These hands, I submit, were not meant for farmers’ throats, any more than they were meant for the coarse twin loops that encompassed and defined those bales: too loosely here, too tightly there, so that the knee came up under too early or too late, which then caused a great jolt to the spine, and further tear on the fingers, and a resurrected desire to crush for good the old man’s already half-collapsed smokestack. These hands were meant for finer things: for piano keys and pages, for soft cheeks and new hairs, for those parts of people that reward kind pets more than they ever will your numb and calloused scrape. These hands were meant to play, I submit, and one day, God willing, to make something, not to yank up out of the ground something that had long since learned to remake itself, which miracle humans had not caused to happen but only caused to happen here (in this particular field, on this particular patch of grime), so as to aid in a crude vegetation’s slaughter by bushwhacker, and its inept mummification by baler, and its removal by pain and by wooden hearse from a field no one saw for a killing floor to a barn no one saw for a crypt.

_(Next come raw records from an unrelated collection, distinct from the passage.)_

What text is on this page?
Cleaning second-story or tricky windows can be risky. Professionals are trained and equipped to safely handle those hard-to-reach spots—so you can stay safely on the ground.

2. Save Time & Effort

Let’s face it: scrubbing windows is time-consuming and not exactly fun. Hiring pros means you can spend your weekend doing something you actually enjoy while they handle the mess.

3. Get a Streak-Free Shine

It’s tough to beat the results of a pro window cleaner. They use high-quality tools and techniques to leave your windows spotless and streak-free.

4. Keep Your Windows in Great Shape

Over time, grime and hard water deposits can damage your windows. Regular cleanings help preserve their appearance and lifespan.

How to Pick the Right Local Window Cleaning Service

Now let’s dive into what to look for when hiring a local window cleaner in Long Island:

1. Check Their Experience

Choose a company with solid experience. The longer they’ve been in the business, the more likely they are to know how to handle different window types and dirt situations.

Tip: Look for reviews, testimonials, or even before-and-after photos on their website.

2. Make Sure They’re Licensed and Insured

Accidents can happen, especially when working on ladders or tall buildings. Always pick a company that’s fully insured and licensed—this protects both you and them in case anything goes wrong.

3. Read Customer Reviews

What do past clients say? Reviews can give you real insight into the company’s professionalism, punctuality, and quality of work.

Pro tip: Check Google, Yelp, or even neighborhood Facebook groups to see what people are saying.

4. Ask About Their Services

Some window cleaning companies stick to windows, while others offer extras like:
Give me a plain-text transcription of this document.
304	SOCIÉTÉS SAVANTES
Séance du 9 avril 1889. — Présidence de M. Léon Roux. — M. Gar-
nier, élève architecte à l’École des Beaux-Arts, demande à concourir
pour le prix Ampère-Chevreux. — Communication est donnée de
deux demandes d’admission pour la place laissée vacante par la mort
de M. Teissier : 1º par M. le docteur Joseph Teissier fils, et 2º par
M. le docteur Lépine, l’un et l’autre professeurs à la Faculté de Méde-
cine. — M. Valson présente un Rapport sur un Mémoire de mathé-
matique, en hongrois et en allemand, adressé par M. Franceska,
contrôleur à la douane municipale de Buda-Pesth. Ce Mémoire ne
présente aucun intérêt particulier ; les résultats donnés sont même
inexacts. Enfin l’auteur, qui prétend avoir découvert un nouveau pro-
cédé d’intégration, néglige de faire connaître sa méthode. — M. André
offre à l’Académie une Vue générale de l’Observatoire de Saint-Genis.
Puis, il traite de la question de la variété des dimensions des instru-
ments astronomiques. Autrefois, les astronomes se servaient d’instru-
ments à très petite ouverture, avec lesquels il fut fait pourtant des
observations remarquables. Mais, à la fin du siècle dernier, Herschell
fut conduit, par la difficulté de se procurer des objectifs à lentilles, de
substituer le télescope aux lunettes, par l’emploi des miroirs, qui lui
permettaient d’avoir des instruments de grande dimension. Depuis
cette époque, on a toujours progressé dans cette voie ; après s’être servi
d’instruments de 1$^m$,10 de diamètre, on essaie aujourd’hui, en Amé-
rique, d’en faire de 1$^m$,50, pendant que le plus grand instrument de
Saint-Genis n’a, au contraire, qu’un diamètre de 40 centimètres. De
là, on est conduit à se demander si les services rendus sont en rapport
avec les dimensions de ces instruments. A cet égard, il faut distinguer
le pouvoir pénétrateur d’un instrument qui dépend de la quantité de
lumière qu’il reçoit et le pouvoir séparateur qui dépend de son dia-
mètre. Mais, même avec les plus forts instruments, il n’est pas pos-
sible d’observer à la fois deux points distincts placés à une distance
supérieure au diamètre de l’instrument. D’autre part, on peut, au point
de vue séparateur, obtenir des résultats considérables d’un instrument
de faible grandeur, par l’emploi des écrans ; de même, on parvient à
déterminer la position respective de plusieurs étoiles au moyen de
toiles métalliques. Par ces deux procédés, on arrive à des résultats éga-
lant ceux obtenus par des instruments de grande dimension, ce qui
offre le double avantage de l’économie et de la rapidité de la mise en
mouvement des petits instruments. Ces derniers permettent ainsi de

Arrangement is not creation
Arrangement is not creation. How might sometimes coincide with where, but it will never amount to if. Farmers, or should I say farmers manqué (for how many of us, honestly, take the whole of our living out of the dirt nowadays, or did so even thirty years ago?), are no more the sires of their plants and their cows, or of the milk and meat pulled away from these creatures, than I am of these words I spread around and imagine, for a happy moment, to be mine.
If the thinkers are to be trusted, and supposedly they once were, we are none of us the maker of anything, not even ourselves, but are stardust both in metaphor and in fact, comprising elements far older than the milk or the meat or the words could possibly be. Yet although I see ample reason why this selfless conception of reality might appeal to the Christians infesting what mostly just pretends now to be American farmland, no system by which authorship of the universe is reserved to God alone, and our earthier people receive not even partial credit for what their planet produces (and so no say in who will or will not be going to hell), has ever, to my knowledge, caught on here.
Despite all fashion, then, I will admit to being no maker of reality but only a decorator of its interior, as are all farmers, and certainly all those mall-walking rodeo clowns who are not farmers even in the liberal sense yet stand firm in their belief that by a decision to stand firm in this sort of boot, and to sit pat in that sort of truck, and to cast their vote as if it were a siege weapon against anyone who will not conform to their purchasing patterns, they have sided with the natural folk (whom they greatly outnumber now and have failed even to resemble since at least the 1950s, when it was quickly forgotten that just a generation prior a large number of American farmers professed to be Communists) against the urban, college-boy (and, yes, sometimes Jewish: what of it?) homos who control the media and fail to promote sufficiently the idea that self-congratulatory dirty hands and a penchant for store-bought yellow ribbons wrapped around store-bought flagpoles in support of a tax-bought soldiery whose television-bought purpose and behavior it should by law be considered treasonous to question can be sexy too.